# Riparium Plants from Home Depot



## Hoppy (Dec 24, 2005)

Today I found a couple of plants that look like good riparium plants. One looks like a Syngonium, a butterfly syngonium. It is a lime green, with typical looking syngonium leaves, and seems to be small enough to make it in a riparium. The other is a fern, possibly a Microsorium diversifolia variety. It looks a lot like the leather leaf ferns that Hydrophyte uses, and may be it. Maybe this is a good time for other riparium keepers to visit a Home Depot! 

I have the plants soaking right now, but when I get them into planters I will post photos.









This is the Syngonium, if that is what it is.









And, the fern, one of two plantlets I got out of the 4 inch pot.









And, the plants in my 15H, newly setup nursery tank.


----------



## hydrophyte (Mar 1, 2009)

Hey those look like potentially good choices.

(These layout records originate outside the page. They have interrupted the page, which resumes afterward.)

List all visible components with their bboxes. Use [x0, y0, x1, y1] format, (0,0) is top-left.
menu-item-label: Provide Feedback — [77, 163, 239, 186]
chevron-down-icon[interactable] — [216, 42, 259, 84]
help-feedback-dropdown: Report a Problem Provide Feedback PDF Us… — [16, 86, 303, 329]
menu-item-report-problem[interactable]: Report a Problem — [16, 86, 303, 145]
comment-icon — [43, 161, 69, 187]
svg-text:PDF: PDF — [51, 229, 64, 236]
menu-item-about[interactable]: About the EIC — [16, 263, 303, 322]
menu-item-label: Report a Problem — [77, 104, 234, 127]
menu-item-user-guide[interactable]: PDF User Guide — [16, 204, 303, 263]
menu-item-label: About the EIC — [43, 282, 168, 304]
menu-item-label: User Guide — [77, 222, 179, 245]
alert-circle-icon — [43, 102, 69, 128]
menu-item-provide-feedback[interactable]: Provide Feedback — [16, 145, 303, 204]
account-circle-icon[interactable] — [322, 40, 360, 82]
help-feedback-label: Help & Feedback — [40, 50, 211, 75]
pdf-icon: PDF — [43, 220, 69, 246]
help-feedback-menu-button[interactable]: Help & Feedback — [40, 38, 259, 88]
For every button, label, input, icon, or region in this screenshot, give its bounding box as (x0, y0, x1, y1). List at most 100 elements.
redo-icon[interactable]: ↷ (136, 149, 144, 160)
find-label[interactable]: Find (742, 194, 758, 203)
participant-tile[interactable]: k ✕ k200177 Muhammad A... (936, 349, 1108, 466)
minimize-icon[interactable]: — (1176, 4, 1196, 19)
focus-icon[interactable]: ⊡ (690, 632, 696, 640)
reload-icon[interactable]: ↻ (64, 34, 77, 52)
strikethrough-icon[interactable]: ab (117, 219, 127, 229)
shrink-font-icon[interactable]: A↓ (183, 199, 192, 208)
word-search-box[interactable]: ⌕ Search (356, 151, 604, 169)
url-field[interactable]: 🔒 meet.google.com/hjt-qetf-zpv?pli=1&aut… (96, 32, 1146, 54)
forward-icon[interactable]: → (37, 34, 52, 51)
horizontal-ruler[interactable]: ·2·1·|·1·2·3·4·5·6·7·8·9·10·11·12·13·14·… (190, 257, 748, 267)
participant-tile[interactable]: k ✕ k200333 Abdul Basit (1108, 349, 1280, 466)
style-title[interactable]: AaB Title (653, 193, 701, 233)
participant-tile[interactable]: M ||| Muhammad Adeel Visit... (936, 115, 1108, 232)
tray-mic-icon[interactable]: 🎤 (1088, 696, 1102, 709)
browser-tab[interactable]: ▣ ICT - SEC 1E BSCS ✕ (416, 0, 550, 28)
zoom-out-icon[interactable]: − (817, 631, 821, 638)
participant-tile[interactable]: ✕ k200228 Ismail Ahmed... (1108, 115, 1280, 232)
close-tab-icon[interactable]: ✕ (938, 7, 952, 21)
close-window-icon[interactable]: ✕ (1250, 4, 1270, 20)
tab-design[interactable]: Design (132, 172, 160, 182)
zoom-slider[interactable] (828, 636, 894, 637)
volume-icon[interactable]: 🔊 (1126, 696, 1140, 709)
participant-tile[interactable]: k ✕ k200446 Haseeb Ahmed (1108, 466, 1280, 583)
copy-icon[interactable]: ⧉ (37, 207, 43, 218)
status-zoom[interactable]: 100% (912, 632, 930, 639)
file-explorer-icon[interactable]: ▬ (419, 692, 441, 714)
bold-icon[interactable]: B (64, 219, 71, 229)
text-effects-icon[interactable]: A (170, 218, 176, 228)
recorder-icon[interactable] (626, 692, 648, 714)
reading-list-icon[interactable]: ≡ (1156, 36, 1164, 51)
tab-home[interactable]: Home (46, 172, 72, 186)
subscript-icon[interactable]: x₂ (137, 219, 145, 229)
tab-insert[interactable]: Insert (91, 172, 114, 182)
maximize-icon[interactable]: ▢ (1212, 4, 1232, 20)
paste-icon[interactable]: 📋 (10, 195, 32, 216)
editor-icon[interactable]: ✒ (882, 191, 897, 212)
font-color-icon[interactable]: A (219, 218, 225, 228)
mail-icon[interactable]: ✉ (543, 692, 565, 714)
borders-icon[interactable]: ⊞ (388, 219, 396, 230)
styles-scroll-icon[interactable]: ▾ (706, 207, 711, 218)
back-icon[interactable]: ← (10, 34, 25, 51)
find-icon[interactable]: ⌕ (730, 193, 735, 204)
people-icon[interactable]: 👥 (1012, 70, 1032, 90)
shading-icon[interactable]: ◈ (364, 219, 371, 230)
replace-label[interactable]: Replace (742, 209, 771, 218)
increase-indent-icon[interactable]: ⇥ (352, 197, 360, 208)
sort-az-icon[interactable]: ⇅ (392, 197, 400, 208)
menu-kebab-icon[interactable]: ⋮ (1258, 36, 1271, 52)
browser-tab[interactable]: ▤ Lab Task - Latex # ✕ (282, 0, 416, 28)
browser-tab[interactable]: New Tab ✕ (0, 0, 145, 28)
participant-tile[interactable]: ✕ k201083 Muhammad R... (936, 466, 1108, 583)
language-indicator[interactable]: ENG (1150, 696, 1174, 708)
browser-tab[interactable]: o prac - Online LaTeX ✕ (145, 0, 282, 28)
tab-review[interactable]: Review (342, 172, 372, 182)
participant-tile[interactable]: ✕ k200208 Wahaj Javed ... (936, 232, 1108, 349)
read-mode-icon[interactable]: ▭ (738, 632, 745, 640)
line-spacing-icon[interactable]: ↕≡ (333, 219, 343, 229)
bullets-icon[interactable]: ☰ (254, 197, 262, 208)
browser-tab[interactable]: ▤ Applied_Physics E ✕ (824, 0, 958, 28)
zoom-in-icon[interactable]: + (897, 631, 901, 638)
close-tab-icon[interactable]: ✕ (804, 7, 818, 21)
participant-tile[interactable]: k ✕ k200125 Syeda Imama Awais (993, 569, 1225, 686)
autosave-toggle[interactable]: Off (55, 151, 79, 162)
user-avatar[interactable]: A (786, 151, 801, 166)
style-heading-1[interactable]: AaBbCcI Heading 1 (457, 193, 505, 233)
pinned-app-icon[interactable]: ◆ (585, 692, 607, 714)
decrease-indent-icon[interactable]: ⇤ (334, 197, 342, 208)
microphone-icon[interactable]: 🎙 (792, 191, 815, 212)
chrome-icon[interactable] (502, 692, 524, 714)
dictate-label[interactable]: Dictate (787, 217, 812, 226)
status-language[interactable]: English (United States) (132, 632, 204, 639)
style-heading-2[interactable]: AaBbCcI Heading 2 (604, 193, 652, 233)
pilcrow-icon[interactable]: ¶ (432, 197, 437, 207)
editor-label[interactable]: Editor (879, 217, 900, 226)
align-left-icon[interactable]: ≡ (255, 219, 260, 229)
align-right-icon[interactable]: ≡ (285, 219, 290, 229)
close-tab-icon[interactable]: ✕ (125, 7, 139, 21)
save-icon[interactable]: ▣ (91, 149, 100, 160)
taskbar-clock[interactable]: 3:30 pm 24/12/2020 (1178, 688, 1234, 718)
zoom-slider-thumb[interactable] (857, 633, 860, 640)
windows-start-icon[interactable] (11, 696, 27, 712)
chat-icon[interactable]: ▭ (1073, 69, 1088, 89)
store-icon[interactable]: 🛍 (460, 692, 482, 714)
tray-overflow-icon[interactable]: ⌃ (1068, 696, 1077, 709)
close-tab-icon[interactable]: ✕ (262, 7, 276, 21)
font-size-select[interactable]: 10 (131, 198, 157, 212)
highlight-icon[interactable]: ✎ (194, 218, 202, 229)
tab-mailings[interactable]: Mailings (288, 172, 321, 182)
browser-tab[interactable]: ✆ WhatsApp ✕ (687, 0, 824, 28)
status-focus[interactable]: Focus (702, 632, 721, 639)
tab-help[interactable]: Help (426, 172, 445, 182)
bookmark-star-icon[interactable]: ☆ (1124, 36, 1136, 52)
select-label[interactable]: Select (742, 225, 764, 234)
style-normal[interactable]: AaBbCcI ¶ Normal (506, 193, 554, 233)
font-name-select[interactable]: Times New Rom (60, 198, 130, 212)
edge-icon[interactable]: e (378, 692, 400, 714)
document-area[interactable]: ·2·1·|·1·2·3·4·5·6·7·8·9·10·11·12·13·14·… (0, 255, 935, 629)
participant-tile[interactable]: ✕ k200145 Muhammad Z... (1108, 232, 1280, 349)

I have tried four different _Syngonium_. They were all similar but with variations in leaf color. Two of them did well and are still growing, and the other two varieties failed to root at all in the riparium planters and ended up just starting to rot from the bases up. Non of the ones that I bought were labelled for variety. _Syngonium_ can be real good riparium choices, but you might have to do a little trial-and-error to find varieties that will work.

That looks a lot like leather fern. Was it being sold as a pond plant? I was surprised just last week to see real live leather fern for sale as a pond marginal at a Milwaukee LFS, Aquatics Unlimited. All indications are that that is an excellent riparium plant as a robust centerpiece, until it starts to grow huge.

If that is actual leather fern you will probably have no trouble growing it. If it is some sort of look-alike it is more than likely a terrestrial or epiphyte that may have a difficult time in hydroculture.

Hey Hoppy I haven't forgotten about your care package of riparium goodies. I just waylaid with some traveling and other stuff I hope to get it shipped off soon.


----------



## Hoppy (Dec 24, 2005)

The 4" pot of fern was labeled "Fern". duh! I thought it looked a lot like your leather fern and it was growing in a pot of dirt with the horizontal stems or rhizomes above the dirt. So, I figured it had a good chance of being a creeping type fern that wouldn't grow really high. And, HD had several pots of the syngonium, if that is what it is, with different leaf colors. I picked this one because it is so light a green. I didn't even notice the reddish veins in the leaves until I got it home. They were labeled "Butterfly". I can't figure out why HD never labels plants with a full name, unless the staff just doesn't know the names.


----------



## Trail_Mix (May 17, 2011)

The reason is, neither Home Depot, nor Home Depot employees are responsible for labeling plants. They don't actually grow the plants themselves. They get shipment from nurseries, and I guess the nurseries are essentially selling what they can at Home Depot, and getting part of the profit. I hate when I find a plant simply labeled "tropical plant," or something like that lol.


----------



## OVT (Nov 29, 2011)

o..O my trip to HD is overdue.
TY, Hoppy, for the heads up.

v2


----------